My argument was that on balance Lincoln was not a force for tyranny. You brought up tariffs. I responded that tariffs were a matter of ordinary government policy. I would have gone further into this but we have rehashed the issue at length earlier. It's clear that neither Washington, nor Hamilton, nor Madison considered protective tariffs tyrannical or incompatible with liberty. On balance, I said, Lincoln was a force for more, not less liberty.

You've insisted that the discussion was about tariffs and that my mention of slavery was a "red herring." But slavery is something that has to be taken into the balance. It was an implicit part of my argument from the beginning. And if you look at the thread title, it's "Setting the Record Straight: Lincoln's Wisdom on the Politics of Race ," and clearly has more to do with slavery than with tariffs. on

If you want to talk about tariffs in isolation, fine, but don't act as though a broader focus is somehow illegitimate or a "red herring." Seen in the context of history or of the thread, a narrow and inclusive focus on tariffs, looks like a real "red herring."

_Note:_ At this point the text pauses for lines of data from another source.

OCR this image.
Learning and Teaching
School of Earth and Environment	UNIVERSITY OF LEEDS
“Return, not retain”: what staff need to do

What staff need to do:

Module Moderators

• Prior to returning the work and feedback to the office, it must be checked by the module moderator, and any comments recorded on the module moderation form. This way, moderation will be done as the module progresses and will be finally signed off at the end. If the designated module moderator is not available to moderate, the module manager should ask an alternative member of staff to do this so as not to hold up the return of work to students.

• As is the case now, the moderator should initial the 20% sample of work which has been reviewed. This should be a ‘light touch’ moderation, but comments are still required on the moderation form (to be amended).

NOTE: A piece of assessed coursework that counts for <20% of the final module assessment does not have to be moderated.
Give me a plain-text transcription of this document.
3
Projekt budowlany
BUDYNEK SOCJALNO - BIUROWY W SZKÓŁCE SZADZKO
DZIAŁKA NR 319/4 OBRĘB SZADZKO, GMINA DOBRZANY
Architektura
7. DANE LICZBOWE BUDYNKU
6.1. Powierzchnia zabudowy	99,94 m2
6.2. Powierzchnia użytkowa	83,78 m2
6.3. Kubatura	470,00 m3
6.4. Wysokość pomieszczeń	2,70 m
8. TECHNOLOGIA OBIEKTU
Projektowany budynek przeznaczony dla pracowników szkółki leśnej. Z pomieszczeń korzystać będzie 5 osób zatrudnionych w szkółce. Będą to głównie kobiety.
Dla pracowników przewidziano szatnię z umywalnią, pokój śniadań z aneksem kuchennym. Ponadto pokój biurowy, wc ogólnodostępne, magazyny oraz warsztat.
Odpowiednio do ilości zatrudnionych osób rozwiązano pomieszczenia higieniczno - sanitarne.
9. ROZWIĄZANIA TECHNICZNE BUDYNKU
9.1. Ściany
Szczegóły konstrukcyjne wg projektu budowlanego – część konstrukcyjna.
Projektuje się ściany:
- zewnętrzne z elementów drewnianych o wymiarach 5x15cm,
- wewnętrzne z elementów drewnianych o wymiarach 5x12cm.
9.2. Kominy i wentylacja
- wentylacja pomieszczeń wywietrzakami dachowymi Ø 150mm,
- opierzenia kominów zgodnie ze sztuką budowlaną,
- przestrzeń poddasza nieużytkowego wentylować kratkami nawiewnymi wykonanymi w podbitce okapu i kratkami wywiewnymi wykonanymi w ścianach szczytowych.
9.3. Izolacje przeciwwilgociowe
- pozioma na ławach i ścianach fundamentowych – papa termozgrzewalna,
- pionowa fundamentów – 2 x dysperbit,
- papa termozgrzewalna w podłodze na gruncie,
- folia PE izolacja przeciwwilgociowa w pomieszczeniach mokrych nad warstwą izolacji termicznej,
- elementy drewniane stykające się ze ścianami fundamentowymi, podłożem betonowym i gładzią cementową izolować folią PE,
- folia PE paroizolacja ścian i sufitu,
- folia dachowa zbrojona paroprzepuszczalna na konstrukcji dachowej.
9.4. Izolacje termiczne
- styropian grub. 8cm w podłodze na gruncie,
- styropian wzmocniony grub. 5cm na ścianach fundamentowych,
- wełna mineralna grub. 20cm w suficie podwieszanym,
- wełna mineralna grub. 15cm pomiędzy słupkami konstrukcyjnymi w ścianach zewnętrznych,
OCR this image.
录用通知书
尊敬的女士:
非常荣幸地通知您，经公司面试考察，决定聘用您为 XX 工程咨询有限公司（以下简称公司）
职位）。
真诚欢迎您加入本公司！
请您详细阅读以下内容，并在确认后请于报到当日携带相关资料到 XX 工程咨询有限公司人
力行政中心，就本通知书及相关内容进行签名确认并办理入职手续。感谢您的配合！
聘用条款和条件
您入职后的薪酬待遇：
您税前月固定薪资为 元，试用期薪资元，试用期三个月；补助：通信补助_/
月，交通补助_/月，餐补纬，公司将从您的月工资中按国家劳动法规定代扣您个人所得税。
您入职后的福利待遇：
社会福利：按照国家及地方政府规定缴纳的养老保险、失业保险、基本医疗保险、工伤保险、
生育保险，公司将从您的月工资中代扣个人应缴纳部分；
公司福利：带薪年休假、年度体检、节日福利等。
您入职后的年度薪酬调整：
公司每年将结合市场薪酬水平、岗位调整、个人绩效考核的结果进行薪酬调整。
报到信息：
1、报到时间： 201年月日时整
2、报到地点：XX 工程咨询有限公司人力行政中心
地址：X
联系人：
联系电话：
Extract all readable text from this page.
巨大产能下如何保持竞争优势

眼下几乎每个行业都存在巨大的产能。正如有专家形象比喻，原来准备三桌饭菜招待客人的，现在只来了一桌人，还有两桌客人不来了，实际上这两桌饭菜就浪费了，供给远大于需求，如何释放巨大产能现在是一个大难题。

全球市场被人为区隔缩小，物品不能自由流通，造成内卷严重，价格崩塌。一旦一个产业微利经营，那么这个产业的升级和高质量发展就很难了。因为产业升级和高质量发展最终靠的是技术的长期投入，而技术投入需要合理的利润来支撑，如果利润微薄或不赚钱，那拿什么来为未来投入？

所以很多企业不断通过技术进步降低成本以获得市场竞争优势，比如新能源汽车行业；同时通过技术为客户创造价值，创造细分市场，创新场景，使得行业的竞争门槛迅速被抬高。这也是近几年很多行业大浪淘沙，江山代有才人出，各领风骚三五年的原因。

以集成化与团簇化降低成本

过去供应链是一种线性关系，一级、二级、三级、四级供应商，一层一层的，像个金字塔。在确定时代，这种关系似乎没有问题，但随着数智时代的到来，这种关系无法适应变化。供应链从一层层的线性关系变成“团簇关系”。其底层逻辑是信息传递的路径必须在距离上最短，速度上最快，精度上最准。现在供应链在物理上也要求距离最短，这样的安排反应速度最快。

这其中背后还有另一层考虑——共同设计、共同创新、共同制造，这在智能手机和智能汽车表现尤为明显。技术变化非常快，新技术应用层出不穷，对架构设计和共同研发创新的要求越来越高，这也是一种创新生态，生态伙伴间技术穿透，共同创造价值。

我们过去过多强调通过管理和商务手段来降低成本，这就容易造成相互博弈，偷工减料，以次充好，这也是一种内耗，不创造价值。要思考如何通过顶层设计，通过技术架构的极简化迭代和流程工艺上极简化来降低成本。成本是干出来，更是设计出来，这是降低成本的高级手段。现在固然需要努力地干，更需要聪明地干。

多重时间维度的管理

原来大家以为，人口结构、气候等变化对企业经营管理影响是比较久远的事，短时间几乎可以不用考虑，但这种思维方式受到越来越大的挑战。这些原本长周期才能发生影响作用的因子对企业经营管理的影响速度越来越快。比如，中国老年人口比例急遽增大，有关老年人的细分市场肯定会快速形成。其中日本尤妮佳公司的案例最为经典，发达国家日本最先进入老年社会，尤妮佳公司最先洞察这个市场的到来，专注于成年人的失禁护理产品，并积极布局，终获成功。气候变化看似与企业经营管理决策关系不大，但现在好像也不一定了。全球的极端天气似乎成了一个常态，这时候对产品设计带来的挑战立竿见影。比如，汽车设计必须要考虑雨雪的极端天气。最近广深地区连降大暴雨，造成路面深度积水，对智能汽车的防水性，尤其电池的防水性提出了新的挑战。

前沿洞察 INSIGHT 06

There were hundreds of thousands, maybe even millions, of people who disagreed with Lincoln about tariffs, yet agreed with him about slavery and secession, and on balance regretted his passing. And there were tens of thousands or more who agreed with Lincoln on tariffs, yet still fought against him on other grounds. If you do want to talk about tariffs in isolation from other factors, Non-Sequitur may still be waiting for the extended economic analysis you offered to provide him with two weeks ago.

But for the record: The argument against taxation without representation advanced during the revolution doesn't allow those who throw away their right to representation to cry about tax levels. And the idea of your "guys" at Mises Institute not imposing a narrow orthodoxy on their fellows is laughable. In grammatical English, we do not use articles before proper names. And "diefy" is not a word.